Few documentary filmmakers have been granted such unprecedented access to or possesses such keen insight into the world of the wealthy as American photographer Lauren Greenfield.  Between The Queen of Versailles which transformed the story of Jackie and David Siegel’s financial turmoil amid the economic downturn into a tragicomic fable debunking the American Dream and her Amazon Prime documentary Generation Wealth which further elaborated on the broad spectrum of wealth’s impact on our values system, Greenfield has set herself apart from the pack by turning her cameras unto opulence.   

Now comes the Showtime original documentary The Kingmaker which finds Greenfield’s sights set on what is easily her most electric subject yet: the mercurial and cunning First Lady of the Philippines, Imelda Romualdez Marcos.  Formerly married to the late dictator Ferdinand Marcos of the Philippines, Imelda and the Marcos regime quickly became infamous for defrauding the government, spending the country into the ground and a myriad of corruption charges including placing the country under martial law.  The level of extravagance enjoyed by Imelda Marcos was so extreme it coined the adjective ‘Imeldific’ to describe excessive luxuriousness. 

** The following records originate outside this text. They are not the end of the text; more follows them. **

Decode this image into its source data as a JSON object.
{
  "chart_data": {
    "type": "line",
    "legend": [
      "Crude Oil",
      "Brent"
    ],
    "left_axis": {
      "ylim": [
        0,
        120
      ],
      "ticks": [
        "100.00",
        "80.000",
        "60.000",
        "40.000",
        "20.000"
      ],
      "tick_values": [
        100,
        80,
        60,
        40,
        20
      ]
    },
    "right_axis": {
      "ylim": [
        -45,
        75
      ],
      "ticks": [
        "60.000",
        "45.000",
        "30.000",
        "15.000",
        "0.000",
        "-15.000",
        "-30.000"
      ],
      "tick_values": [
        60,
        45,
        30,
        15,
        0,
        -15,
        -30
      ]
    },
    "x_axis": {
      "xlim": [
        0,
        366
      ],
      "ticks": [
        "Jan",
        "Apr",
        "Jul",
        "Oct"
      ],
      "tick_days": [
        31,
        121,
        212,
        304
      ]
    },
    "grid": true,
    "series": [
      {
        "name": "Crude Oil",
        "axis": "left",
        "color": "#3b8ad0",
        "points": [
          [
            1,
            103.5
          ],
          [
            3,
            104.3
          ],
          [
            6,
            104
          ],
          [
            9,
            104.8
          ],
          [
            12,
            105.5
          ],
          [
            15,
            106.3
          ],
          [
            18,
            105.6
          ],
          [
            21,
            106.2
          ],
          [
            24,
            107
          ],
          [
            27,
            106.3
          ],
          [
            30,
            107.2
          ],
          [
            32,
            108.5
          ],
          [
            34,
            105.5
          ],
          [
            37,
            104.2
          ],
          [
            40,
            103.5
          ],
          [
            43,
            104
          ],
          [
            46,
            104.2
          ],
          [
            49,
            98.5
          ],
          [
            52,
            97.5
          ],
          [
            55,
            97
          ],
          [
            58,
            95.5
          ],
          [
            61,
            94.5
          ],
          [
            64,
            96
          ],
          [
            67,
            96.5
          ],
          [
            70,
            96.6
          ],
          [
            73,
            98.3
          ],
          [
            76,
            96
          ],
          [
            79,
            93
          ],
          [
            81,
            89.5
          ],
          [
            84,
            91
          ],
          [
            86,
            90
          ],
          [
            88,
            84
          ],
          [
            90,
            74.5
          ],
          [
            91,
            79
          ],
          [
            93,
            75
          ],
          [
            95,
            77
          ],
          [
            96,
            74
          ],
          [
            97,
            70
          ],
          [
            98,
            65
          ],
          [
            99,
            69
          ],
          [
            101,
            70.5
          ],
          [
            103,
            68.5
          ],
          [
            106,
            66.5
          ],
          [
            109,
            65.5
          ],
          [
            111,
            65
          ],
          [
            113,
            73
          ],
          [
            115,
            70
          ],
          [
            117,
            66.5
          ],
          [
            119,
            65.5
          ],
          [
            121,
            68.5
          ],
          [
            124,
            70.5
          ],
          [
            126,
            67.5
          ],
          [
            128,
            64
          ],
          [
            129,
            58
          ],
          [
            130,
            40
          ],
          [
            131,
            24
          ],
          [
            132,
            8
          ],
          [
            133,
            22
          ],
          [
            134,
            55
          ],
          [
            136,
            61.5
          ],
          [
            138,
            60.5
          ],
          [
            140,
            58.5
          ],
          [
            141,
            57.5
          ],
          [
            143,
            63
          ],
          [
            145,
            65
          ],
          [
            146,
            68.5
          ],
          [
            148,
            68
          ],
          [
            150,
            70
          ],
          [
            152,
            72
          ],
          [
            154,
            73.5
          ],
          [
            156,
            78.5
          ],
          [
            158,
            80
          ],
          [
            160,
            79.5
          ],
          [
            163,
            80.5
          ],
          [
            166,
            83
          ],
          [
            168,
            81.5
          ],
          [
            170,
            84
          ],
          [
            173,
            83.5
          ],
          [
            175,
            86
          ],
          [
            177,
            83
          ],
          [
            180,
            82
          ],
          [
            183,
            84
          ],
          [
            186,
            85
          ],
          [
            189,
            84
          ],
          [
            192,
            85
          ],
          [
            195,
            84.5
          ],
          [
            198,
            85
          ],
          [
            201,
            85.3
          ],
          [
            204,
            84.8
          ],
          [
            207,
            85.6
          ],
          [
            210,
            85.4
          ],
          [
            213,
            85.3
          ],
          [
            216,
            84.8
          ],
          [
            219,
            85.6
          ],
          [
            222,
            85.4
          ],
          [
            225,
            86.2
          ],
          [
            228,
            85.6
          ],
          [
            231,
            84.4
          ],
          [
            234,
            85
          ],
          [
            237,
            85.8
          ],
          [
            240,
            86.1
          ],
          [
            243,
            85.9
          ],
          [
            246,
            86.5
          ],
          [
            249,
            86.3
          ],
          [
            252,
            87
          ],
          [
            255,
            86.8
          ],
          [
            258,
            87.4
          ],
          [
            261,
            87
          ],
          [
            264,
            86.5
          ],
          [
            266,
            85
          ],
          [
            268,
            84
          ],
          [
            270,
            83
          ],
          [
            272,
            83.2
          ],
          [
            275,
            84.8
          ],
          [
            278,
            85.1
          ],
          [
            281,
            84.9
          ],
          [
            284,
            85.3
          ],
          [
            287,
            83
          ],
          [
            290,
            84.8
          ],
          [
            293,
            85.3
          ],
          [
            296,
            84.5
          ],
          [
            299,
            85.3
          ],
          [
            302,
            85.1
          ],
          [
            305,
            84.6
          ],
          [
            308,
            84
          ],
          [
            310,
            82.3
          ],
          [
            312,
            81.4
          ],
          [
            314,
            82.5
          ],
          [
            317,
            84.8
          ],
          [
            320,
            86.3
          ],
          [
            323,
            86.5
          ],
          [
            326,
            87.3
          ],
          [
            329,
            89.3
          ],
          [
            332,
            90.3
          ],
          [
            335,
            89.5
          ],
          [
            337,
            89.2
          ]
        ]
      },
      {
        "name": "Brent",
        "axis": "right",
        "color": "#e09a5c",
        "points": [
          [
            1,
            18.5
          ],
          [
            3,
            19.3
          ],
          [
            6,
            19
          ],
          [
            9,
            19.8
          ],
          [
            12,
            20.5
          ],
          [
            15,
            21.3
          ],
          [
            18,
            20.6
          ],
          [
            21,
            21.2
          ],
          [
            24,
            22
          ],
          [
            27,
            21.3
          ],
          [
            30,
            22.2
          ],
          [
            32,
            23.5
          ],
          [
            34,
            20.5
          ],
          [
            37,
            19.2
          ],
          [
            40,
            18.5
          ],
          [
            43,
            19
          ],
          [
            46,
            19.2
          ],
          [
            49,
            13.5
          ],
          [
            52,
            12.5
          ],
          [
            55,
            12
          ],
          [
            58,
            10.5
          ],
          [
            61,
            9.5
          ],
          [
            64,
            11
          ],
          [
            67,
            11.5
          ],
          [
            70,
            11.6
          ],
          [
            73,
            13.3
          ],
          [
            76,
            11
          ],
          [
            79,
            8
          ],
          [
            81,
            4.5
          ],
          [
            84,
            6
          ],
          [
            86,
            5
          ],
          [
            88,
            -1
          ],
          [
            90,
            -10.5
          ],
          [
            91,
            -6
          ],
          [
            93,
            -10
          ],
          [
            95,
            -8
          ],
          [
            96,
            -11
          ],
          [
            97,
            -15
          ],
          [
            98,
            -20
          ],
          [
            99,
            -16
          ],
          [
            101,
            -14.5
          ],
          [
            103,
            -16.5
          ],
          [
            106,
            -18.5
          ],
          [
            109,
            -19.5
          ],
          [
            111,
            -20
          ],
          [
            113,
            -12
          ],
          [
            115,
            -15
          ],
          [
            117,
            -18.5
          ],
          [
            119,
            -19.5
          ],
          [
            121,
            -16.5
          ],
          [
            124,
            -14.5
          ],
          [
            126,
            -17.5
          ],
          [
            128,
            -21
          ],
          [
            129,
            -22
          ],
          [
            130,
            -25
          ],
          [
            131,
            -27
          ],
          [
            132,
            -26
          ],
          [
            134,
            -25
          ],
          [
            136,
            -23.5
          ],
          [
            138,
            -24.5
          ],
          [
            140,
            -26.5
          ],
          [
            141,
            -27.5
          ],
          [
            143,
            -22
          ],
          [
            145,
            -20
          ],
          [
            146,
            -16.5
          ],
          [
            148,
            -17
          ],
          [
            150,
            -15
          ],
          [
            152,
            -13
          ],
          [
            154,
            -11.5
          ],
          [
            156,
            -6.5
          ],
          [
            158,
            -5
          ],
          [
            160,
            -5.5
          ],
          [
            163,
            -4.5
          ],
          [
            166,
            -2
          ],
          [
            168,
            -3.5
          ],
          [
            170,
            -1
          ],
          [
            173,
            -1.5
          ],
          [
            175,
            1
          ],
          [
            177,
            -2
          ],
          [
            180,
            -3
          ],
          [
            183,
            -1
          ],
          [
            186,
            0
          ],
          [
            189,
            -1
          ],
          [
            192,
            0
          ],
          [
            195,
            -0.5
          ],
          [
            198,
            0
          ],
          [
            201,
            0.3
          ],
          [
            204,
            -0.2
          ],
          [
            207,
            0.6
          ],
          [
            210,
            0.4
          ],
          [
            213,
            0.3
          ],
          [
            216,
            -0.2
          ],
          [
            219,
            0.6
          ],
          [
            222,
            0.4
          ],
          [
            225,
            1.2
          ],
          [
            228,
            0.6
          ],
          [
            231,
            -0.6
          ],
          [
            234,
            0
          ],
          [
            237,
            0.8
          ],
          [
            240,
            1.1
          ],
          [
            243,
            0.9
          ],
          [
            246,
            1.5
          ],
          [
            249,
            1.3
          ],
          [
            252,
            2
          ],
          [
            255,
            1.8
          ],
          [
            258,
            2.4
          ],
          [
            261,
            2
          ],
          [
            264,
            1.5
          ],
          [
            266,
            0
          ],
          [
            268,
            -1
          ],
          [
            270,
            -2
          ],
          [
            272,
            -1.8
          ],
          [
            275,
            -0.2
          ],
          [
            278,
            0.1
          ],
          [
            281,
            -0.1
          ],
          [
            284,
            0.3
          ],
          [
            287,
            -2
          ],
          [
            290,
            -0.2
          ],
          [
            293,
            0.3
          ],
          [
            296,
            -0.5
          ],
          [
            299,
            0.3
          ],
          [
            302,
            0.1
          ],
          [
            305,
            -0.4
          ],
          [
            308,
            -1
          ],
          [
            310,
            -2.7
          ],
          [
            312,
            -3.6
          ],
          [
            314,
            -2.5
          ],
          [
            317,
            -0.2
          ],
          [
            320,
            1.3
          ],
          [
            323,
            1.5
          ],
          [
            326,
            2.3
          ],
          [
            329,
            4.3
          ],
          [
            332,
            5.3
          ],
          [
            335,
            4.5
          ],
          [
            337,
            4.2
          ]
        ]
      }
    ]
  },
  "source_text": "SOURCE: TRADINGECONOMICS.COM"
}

Coupled with widespread rumors she and her husband were responsible for the assassination of political opponent Benigno Aquino, Jr., the People Power Revolution forced the Marcos’ into exile for years until the early 1990s.  Despite facing an ocean of criminal charges upon their return, the Marcos’ still managed to regain political power in the country.  Despite a democratic election, many remain concerned the Marcos family can and will inevitably attain a political stronghold in the region with fears of martial law returning to the landscape.

With all of this surrounding Imelda Marcos, a frequently unreliable narrator whose greed remains unmatched and words still can’t fully be trusted, Greenfield and her cameras zero in on the 90 year old politician who paints a picture of innocence but whose avarice is as plain as day.  The resulting film is something like Lauren Greenfield’s General Idi Amin Dada: A Self Portrait, positing viewers inches away from the subject, leaving no room for sympathy yet providing a fascinating glimpse into what is ostensibly the heart of the Marcos regime.   


Visually the documentary is well lensed by Lars Skree and Shana Hagan though it does incorporate numerous preexisting sources of footage which vary in picture quality from scene to scene.  Kubrick aficionados will recognize the name of composer Jocelyn Pook from Eyes Wide Shut and the mood provided here is one of a sense of impending doom and dismay over the gross spectacle of ill-gotten gains.  Mostly, though, this is Greenfield’s motion picture portrait of one of the world’s most powerful women whose penchant for materialism and boundlessly strategic talent for lying to save face remains unmatched.  For director Greenfield, The Kingmaker is a bona fide knockout!